Otra de las grandes influencias llegó desde Inglaterra con bandas como The Beatles o Rolling Stones. Conseguían éxitos fulgurantes y el señor Dylan consideró que su carrera debía evolucionar, por lo que le dio un giro y pasó de hacer folk a hacer folk rock. Una de las grandes aportaciones a la música moderna que ha influenciado a todo tipo de músicos es la mítica Like a rolling stone (1965) con sus versos How does it feel? / How does it feel? / To be on your own / With no direction home / A complete unknown / Like a rolling stone?

 

¿La evolución de su estilo le valió la consagración con el público? No. Tampoco entre otros artistas. Se le tachó de «traidor». Además, otro de los motivos por el que se le critica como músico es que versiona sus grandes obras a placer, según el momento y la ocasión. Lo que el público parece querer escuchar es exactamente la misma versión de esas canciones tal y como se interpretaron hace 30 o 40 años. Es algo difícil de mantener a lo largo de varias décadas.
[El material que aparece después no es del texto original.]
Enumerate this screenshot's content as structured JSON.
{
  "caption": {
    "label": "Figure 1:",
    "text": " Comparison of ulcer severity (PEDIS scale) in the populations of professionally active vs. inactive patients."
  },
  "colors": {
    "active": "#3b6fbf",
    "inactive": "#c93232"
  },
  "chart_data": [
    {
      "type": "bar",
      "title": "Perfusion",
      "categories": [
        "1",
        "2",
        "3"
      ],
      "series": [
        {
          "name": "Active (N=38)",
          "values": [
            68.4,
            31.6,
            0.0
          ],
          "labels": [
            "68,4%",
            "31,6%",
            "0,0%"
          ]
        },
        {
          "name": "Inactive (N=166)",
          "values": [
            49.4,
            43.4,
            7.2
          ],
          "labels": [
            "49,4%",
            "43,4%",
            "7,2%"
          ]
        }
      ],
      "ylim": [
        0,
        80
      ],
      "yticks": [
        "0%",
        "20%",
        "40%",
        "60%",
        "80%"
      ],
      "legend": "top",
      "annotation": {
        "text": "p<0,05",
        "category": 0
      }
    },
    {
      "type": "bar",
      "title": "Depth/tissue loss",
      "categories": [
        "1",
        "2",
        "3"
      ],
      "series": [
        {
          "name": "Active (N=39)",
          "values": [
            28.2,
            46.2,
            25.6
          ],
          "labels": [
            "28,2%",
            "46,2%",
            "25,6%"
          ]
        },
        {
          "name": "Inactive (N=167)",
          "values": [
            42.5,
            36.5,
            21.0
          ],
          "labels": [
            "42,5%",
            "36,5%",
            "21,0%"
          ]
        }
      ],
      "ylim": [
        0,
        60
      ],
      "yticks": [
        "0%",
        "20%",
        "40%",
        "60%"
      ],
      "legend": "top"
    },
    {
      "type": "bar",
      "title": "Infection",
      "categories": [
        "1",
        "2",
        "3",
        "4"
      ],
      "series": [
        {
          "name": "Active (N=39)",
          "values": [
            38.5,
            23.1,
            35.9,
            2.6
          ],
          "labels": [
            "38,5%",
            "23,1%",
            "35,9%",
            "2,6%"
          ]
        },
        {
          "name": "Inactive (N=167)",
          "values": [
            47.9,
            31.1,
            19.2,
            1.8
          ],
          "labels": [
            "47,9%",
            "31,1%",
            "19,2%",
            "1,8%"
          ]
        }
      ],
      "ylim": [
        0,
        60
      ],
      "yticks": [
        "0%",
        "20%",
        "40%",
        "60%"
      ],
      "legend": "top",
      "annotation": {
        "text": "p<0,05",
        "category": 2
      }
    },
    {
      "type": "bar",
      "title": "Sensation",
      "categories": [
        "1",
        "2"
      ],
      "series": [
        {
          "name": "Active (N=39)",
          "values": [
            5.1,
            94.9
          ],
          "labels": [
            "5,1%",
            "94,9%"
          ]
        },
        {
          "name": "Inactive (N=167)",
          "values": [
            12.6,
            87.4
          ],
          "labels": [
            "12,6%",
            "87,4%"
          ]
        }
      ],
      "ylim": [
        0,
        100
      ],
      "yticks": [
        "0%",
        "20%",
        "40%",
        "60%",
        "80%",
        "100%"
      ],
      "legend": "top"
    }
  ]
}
Aún más, ¿se imaginan tratando de interpretar sus obras de la misma forma que las crearon a lo largo de todo ese tiempo? ¡Qué aburrimiento para ese músico! ¡Qué hastío para el público! Aquí pueden escuchar diferentes versiones de la misma canción, Blowin’ In The Wind, comenzando por Joan Baez. Si el gran Jimi Hendrix le versionó, por algo sería.

Lo que no se puede negar es que Bob Dylan es un músico que ha influido en varias generaciones y a músicos muy importantes (como The Boss), tiene en su haber importantes premios, sigue en activo y de gira. Parece que continúa haciendo las cosas a su manera. Lo que me planteo con esta etapa pos-Nobel es ¿estará este genio a la altura de su propia leyenda?